Concentration–response curves for chemokine activation of the CCR5 receptor in U373 cells for production of IP1 (A) and internalization of CCR5 (B). Curves shown for CCL3L1 (●), CCL5 (○), CCL3 (▲), and CCL4 (△). Data points represent the mean ± standard error of the mean of five experiments for IP1 and three experiments for internalization. Curves fitted through the points represent the operational model.

Figure 7

Graphical representations of mean values of Δlog(τ/K_A) for IP1 production and CCR5 internalization with 95% confidence intervals.

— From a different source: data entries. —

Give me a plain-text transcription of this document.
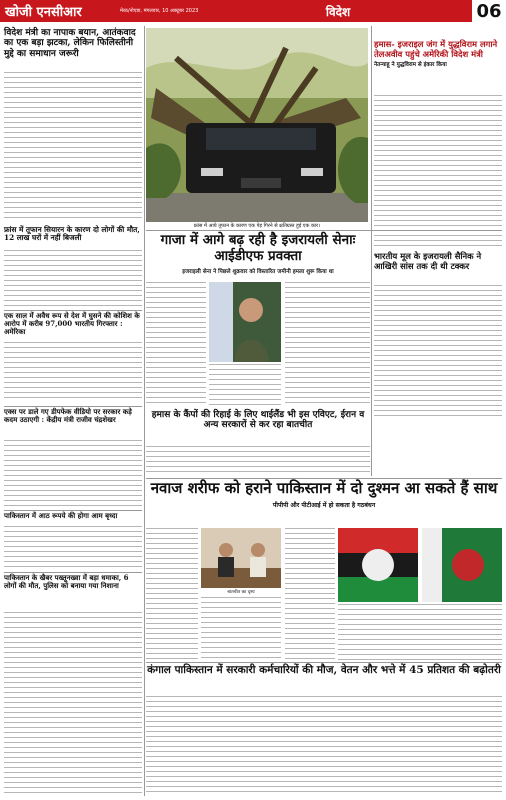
खोजी एनसीआर	मेरठ/नोएडा, मंगलवार, 10 अक्टूबर 2023	विदेश	06
विदेश मंत्री का नापाक बयान, आतंकवाद का एक बड़ा झटका, लेकिन फिलिस्तीनी मुद्दे का समाधान जरूरी
फ्रांस में आये तूफान के कारण एक पेड़ गिरने से क्षतिग्रस्त हुई एक कार।
हमास- इजराइल जंग में युद्धविराम लगाने तेलअवीव पहुंचे अमेरिकी विदेश मंत्री
नेतन्याहू ने युद्धविराम से इंकार किया
फ्रांस में तूफान सियारन के कारण दो लोगों की मौत, 12 लाख घरों में नहीं बिजली	गाजा में आगे बढ़ रही है इजरायली सेनाः आईडीएफ प्रवक्ता
इजराइली सेना ने पिछले शुक्रवार को विस्तारित जमीनी हमला शुरू किया था
भारतीय मूल के इजरायली सैनिक ने आखिरी सांस तक दी थी टक्कर
एक साल में अवैध रूप से देश में घुसने की कोशिश के आरोप में करीब 97,000 भारतीय गिरफ्तार : अमेरिका
हमास के कैंपों की रिहाई के लिए थाईलैंड भी इस एविएट, ईरान व अन्य सरकारों से कर रहा बातचीत
एक्स पर डाले गए डीपफेक वीडियो पर सरकार कड़े कदम उठाएगी : केंद्रीय मंत्री राजीव चंद्रशेखर
नवाज शरीफ को हराने पाकिस्तान में दो दुश्मन आ सकते हैं साथ
पीपीपी और पीटीआई में हो सकता है गठबंधन
पाकिस्तान में आठ रूपये की होगा आम बृध्दा
बातचीत का दृश्य
पाकिस्तान के खैबर पख्तूनख्वा में बड़ा धमाका, 6 लोगों की मौत, पुलिस को बनाया गया निशाना
कंगाल पाकिस्तान में सरकारी कर्मचारियों की मौज, वेतन और भत्ते में 45 प्रतिशत की बढ़ोतरी
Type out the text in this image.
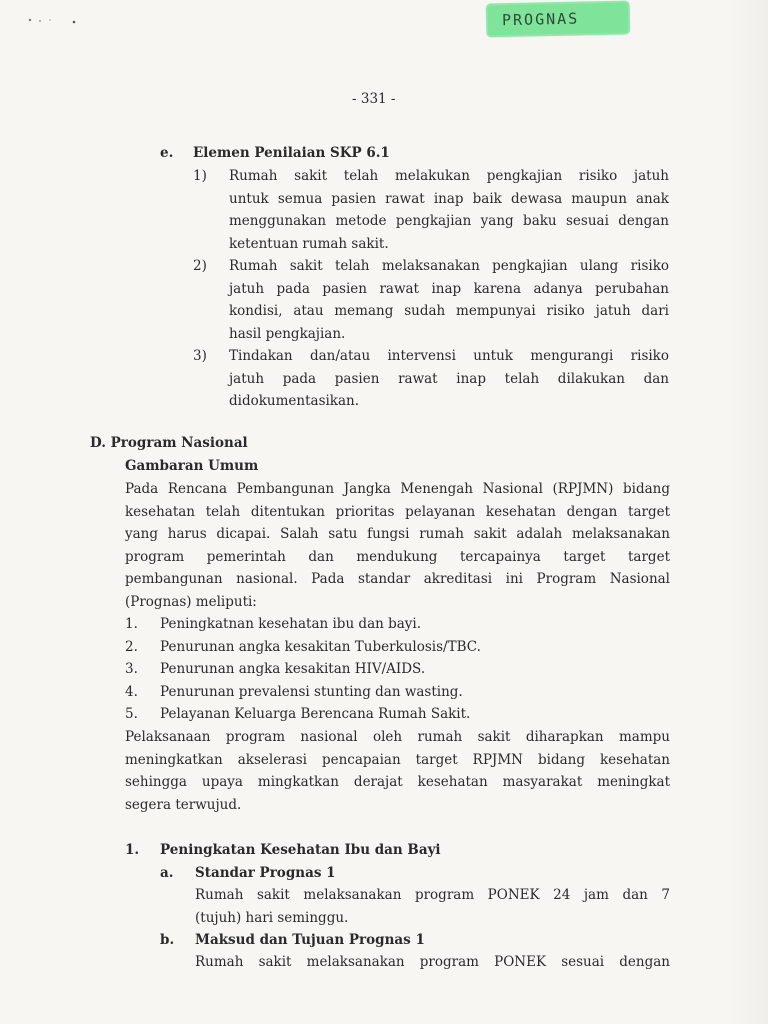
PROGNAS
- 331 -
e. Elemen Penilaian SKP 6.1
1) Rumah sakit telah melakukan pengkajian risiko jatuh
untuk semua pasien rawat inap baik dewasa maupun anak
menggunakan metode pengkajian yang baku sesuai dengan
ketentuan rumah sakit.
2) Rumah sakit telah melaksanakan pengkajian ulang risiko
jatuh pada pasien rawat inap karena adanya perubahan
kondisi, atau memang sudah mempunyai risiko jatuh dari
hasil pengkajian.
3) Tindakan dan/atau intervensi untuk mengurangi risiko
jatuh pada pasien rawat inap telah dilakukan dan
didokumentasikan.
D. Program Nasional
Gambaran Umum
Pada Rencana Pembangunan Jangka Menengah Nasional (RPJMN) bidang
kesehatan telah ditentukan prioritas pelayanan kesehatan dengan target
yang harus dicapai. Salah satu fungsi rumah sakit adalah melaksanakan
program pemerintah dan mendukung tercapainya target target
pembangunan nasional. Pada standar akreditasi ini Program Nasional
(Prognas) meliputi:
1. Peningkatnan kesehatan ibu dan bayi.
2. Penurunan angka kesakitan Tuberkulosis/TBC.
3. Penurunan angka kesakitan HIV/AIDS.
4. Penurunan prevalensi stunting dan wasting.
5. Pelayanan Keluarga Berencana Rumah Sakit.
Pelaksanaan program nasional oleh rumah sakit diharapkan mampu
meningkatkan akselerasi pencapaian target RPJMN bidang kesehatan
sehingga upaya mingkatkan derajat kesehatan masyarakat meningkat
segera terwujud.
1. Peningkatan Kesehatan Ibu dan Bayi
a. Standar Prognas 1
Rumah sakit melaksanakan program PONEK 24 jam dan 7
(tujuh) hari seminggu.
b. Maksud dan Tujuan Prognas 1
Rumah sakit melaksanakan program PONEK sesuai dengan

These panels show that the potencies of these agonists are not statistically significantly different for IP1 production but that CCL3L1, CCL5, and CCL4 are significantly more active for producing CCR5 internalization than CCL3. The right panel shows ΔΔlog(τ/K_A) values that offset the effects of system bias and compares the relative effects of the agonists on the two responses to a common reference agonist, namely CCL3. It can be seen that CCL3L1, CCL5, and CCL4 are biased at the 95% confidence level for internalization vs IP1 production in U373 cells. Bars represent 95% confidence intervals.

Figure 8

Bias plot for IP1 production (ordinates) and CCR5 internalization (abscissa) for chemokines in U373 cells. Curves represent responses for the two respective pathways at equal concentrations of agonist. The divergence in the curves represents ligand bias based on receptor conformation that should be constant for all systems.

Figure 9

Schematic diagram showing the logistical progression for analysis of agonist bias using the Black–Leff operational model with a statistical assessment of selectivity.